小半时辰后,三皇子府上的随从买了许多公鸡回来,并圈了个鸡圈将鸡放了进去。
李郎中到了鸡圈中捣鼓了半天,才回到了三皇子的屋中,自从怀中拿出一只小碗,碗底盛着一些灰白色的糊状之物。
“煎好的药在哪里?”
“李郎中,在这里。”守着药汁的七公主忙道。
屋里下人已全摒开了。只有七公主,凤小姐,莫菲等人。
李郎中将碗中之物用银勺拨弄到药汁中,说道:“草民不敢相瞒三皇子,此物是鸡屎白,可治鼓胀积聚,正对您的病症。”说着又将药送到床边,“三皇子,鸡屎是用银汤勺在面上剐的,一点脏物也没沾上。”
七公主闻言色变,哑着嗓子怒问:“胡闹,没有别的药材了吗?”
“有,太医开的就是,三皇子自小用药养着,药物入口难见成效。此法早在素问中便有记载,但想必太医怕冒犯之罪,不敢使用。今天急,此物没培过,待得明日,我便能培出药散。”李郎中镇定自若地回答。

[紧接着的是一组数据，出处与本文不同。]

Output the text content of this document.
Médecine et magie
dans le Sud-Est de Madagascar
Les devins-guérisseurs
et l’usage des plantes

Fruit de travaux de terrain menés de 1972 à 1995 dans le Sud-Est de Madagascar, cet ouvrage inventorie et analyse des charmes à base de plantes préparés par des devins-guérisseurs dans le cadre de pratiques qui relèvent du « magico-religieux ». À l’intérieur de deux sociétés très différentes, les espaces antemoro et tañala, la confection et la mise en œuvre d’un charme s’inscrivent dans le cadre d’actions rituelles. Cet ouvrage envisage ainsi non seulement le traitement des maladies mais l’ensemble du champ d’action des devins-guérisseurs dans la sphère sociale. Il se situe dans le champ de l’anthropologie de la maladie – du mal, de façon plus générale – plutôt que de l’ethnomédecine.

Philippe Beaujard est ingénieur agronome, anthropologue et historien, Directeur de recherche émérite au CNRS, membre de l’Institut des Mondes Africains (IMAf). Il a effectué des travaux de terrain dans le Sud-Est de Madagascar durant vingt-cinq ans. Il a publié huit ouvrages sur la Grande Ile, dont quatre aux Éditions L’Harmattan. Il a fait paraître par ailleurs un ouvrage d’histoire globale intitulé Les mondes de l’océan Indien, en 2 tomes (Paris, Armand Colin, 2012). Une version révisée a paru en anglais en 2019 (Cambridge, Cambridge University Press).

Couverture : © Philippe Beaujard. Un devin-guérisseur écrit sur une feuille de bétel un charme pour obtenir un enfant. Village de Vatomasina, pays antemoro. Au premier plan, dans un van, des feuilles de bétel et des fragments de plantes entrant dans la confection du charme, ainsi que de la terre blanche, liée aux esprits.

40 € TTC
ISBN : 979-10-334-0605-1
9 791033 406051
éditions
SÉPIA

七公主又道:“放肆,如此藐视皇家尊严的郎中,拖出去打死!”
凤小姐喝止:“雅儿!”
莫菲叹气:“七公主,三皇子病苦至此,难道有尊严?”
七公主缄默。
李郎中对着床上的三皇子说道:“三皇子,要知道,这世间除了生死,都是小事。”
“我喝!”一直发呆的三皇子的声音响起。屋里落针可闻。
李郎中笑容满面地扶起三皇子:“三皇子愿意喝药就能好,须得先消腹中积水才能再行他法来治除病根。”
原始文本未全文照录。